# Newsletters > Shakespeare's Sonnet-a-Day >  Sonnet #81

## Admin

Sonnet #81

LXXXI.

Or I shall live your epitaph to make,
Or you survive when I in earth am rotten;
From hence your memory death cannot take,
Although in me each part will be forgotten.
Your name from hence immortal life shall have,
Though I, once gone, to all the world must die:
The earth can yield me but a common grave,
When you entombed in men's eyes shall lie.
Your monument shall be my gentle verse,
Which eyes not yet created shall o'er-read,
And tongues to be your being shall rehearse
When all the breathers of this world are dead;
You still shall live--such virtue hath my pen--
Where breath most breathes, even in the mouths of men.

More...

----------


## rich14285

Sonnet 81 by Wm Shakespeare:

"Or I shall live your epitaph to make,
Or you survive when I in earth am rotten,
From hence your memory death cannot take,
Although in me each part will be forgotten.
Your name from hence immortal life shall have,
Though I, once gone, to all the world must die:
The earth can yield me but a common grave,
When you entombed in men's eyes shall lie.
Your monument shall be my gentle verse,
Which eyes not yet created shall o'er-read;
And tongues to be, your being shall rehearse,
When all the breathers of this world are dead;
You still shall live, such virtue hath my pen,
Where breath most breathes, even in the mouths of men."
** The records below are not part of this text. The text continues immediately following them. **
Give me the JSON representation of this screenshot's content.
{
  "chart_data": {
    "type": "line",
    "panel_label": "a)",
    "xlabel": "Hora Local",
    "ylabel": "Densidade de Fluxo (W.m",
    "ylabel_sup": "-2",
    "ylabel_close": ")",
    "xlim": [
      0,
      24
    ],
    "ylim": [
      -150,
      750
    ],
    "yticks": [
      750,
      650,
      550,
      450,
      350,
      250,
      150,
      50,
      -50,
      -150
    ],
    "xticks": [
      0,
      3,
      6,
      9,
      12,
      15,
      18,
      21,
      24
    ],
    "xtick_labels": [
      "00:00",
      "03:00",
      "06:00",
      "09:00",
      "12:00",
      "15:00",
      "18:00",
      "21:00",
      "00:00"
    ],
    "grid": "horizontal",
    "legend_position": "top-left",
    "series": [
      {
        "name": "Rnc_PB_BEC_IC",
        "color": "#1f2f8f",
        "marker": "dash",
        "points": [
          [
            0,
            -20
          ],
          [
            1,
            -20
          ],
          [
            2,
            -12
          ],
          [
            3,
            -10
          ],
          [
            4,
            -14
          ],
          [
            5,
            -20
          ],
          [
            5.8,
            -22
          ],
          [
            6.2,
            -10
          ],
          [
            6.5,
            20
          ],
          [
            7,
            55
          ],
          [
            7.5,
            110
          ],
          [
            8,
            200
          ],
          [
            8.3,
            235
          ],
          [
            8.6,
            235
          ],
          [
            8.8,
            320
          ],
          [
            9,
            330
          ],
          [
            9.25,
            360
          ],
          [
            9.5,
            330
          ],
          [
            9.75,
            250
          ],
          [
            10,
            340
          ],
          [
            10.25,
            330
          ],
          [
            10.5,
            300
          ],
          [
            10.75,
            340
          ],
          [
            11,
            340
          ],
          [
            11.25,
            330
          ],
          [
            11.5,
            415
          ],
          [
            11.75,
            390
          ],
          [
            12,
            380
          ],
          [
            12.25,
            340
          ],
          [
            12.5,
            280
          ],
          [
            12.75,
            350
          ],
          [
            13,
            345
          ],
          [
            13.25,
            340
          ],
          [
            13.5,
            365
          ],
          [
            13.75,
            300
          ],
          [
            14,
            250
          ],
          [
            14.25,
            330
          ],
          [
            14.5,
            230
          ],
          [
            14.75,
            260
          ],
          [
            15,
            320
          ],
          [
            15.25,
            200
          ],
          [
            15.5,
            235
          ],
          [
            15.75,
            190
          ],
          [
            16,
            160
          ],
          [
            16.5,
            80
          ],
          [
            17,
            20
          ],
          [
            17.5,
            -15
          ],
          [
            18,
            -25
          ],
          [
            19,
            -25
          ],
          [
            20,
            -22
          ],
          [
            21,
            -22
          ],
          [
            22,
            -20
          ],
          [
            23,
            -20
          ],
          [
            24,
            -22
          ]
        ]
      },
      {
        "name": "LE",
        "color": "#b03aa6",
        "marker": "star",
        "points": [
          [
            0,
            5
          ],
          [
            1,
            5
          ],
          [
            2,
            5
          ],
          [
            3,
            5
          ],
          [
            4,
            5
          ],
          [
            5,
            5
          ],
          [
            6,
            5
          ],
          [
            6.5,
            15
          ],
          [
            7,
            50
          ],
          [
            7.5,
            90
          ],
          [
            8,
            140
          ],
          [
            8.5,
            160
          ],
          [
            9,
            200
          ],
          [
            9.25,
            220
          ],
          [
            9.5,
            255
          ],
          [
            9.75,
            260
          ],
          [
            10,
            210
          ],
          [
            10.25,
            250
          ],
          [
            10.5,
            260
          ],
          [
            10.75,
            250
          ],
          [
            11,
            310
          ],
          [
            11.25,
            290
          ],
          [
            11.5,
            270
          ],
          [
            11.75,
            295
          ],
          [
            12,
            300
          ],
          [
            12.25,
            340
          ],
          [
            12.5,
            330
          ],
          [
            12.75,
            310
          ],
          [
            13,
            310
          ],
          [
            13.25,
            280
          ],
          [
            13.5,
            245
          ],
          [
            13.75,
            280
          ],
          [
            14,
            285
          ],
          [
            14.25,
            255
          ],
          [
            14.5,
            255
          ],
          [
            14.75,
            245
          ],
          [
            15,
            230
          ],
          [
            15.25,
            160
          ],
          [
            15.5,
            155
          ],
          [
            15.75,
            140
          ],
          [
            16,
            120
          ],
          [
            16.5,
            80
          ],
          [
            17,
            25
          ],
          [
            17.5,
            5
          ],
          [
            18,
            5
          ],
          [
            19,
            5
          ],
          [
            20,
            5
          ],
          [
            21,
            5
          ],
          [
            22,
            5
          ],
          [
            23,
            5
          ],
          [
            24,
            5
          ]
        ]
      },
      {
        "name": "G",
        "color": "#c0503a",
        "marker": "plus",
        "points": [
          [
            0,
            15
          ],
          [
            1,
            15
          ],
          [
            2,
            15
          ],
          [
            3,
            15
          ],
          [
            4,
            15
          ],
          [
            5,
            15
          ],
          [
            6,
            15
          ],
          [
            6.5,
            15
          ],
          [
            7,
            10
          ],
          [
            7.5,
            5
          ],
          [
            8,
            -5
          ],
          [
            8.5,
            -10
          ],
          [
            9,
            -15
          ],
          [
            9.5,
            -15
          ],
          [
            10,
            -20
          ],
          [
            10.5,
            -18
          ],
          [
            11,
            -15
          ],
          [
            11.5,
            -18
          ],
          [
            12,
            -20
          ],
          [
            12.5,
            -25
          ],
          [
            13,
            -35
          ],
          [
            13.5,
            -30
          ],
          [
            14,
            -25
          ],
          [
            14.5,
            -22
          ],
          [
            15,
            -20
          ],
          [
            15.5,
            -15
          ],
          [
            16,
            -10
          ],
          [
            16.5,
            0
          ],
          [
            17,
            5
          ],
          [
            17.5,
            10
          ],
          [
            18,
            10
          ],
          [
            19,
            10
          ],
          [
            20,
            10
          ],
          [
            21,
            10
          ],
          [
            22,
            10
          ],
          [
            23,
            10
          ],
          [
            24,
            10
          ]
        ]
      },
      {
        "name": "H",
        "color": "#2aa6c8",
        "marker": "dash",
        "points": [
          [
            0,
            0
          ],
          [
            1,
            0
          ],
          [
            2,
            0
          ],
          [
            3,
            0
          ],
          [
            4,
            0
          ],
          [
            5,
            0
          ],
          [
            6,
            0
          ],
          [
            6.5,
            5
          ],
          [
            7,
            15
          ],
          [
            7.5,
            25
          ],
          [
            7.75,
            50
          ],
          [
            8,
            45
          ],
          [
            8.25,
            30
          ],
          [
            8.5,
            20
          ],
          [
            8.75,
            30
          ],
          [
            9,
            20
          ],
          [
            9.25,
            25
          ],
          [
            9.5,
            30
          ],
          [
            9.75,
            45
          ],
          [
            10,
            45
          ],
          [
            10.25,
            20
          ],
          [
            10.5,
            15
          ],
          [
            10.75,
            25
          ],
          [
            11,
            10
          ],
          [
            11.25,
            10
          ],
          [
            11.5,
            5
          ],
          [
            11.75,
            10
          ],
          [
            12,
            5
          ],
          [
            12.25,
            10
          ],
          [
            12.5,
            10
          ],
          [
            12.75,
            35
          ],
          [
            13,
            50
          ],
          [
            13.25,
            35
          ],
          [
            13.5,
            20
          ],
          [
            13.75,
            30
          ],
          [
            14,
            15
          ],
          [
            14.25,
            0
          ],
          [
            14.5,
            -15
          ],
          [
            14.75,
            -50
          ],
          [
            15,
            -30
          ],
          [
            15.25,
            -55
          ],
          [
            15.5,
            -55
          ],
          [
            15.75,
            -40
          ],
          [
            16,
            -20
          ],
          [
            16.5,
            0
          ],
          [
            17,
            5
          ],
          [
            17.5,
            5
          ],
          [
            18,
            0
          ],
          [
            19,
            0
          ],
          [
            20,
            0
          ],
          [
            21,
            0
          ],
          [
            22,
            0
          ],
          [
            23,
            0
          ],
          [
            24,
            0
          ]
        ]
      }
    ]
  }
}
In this sonnet, one may hear the voice of the poet, or perhaps, it is more accurate to suggest that one may overhear the voice of the poet speaking unto his patron, regarding some accomplishment. Such lines as "your memory death cannot take"; "Your name from hence immortal life shall have"; "Your monument shall be my gentle verse" can indicate that the poet has done something, written some thing specific, has accomplished some thing in particular. Does anyone know what the poet is talking about? Could it be that it has some thing to do with Shakespeare's "Non Sanz Droict", or "Not without Right", that is as in an understanding of a speaking on the name and fame of his patron?

----------


## rich14285

"You still shall live--such virtue hath my pen--
Where breath most breathes, even in the mouths of men."
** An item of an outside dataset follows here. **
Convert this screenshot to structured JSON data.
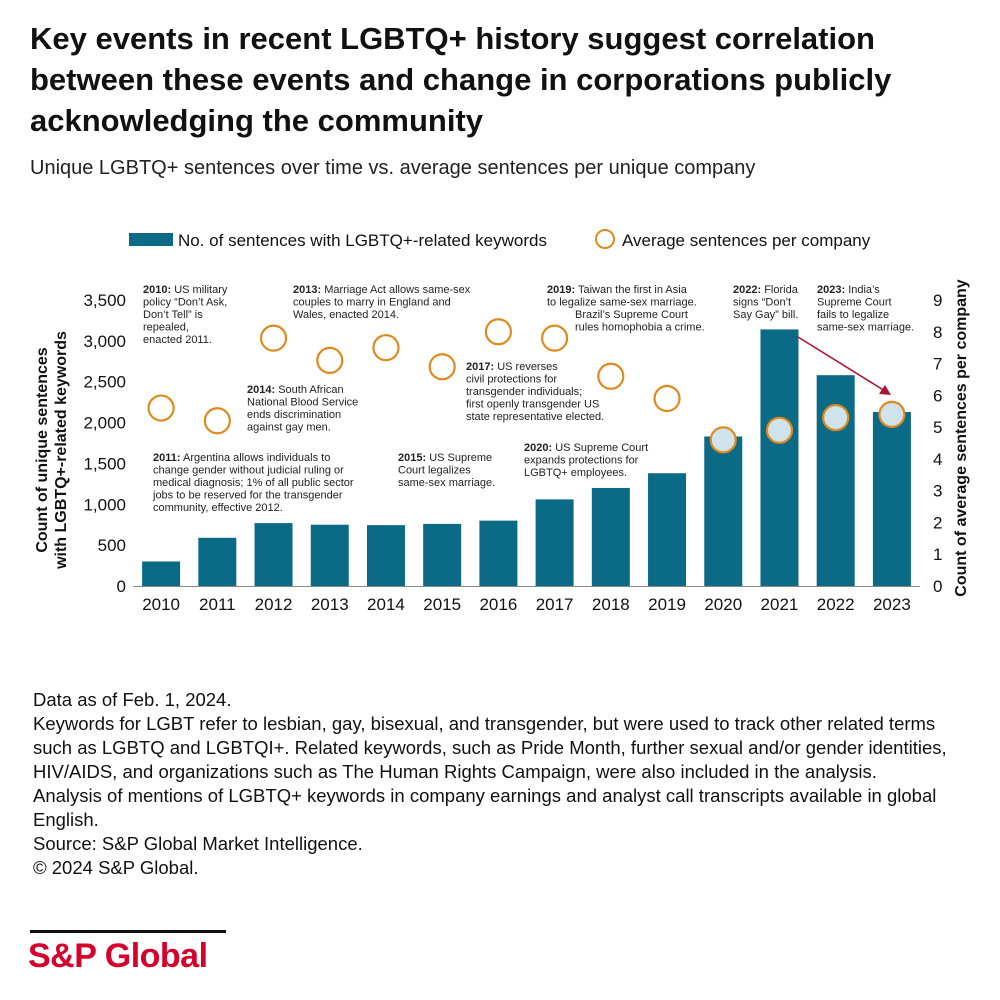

One additional thought on lines 13-14, since "As You Like It" is on HBO tonight, is a question. The question is "where" does "breath most" breathe? Is it not in Rosalind's role? Given the answer is yes, then the question becomes: is Branagh correct to suggest "As You Like It" is simply romantic comedy? "For Branagh, the idea of making a movie version came to him while playing Touchstone, the court fool, in repertoire in the mid-'80s (the role here is played by Alfred Molina). "As You Like It is a classic feel-good romantic comedy," explains Branagh, "and I've seen it have a delirious effect on audiences." (http://www.hbo.com/films/asyoulikeit/synopsis/)

----------


## rich14285

I guess the question becomes, at some point, in a discussion of "As You Like It", who are "you" and what is "It" ? In Sonnet 24.4."And perspective, it is best painter's art", we might be reminded that Shakespeare is the Bard of "best painter's art", i.e., the art of perspective. Wherefore, it seems reasonable to ask what is Shakespeare's spin, what is his best painter's art, when he crafts "As You Like It"? An approach to an answer to such a question might begin with a reading of sonnet 117: 
Accuse me thus: that I have scanted all 
Wherein I should your great deserts repay, 
Forgot upon your dearest love to call, 
Whereto all bonds do tie me day by day;
That I have frequent been with unknown minds, 
And given to time your own dear-purchas'd
right; 
That I have hoisted sail to all the winds 
Which should transport me furthest from your
sight.
Book both my wilfulness and errors down, 
And on just proof surmise accumulate;
Bring me within the level of your frown, 
But shoot not at me in your waken'd hate; 
Since my appeal says I did strive to prove 
The constancy and virtue of your love.

In particular,"Bring me within the level of your frown", when painted upon art's borrowed face, is it, or is it not without righteousness? Or, is it simply, "As You Like It"? Or, as you like "your frown" made more agreeable, perhaps, then and only then, it is not without right, or not without righteousness, or, if you will, "Non Sanz Droict".

----------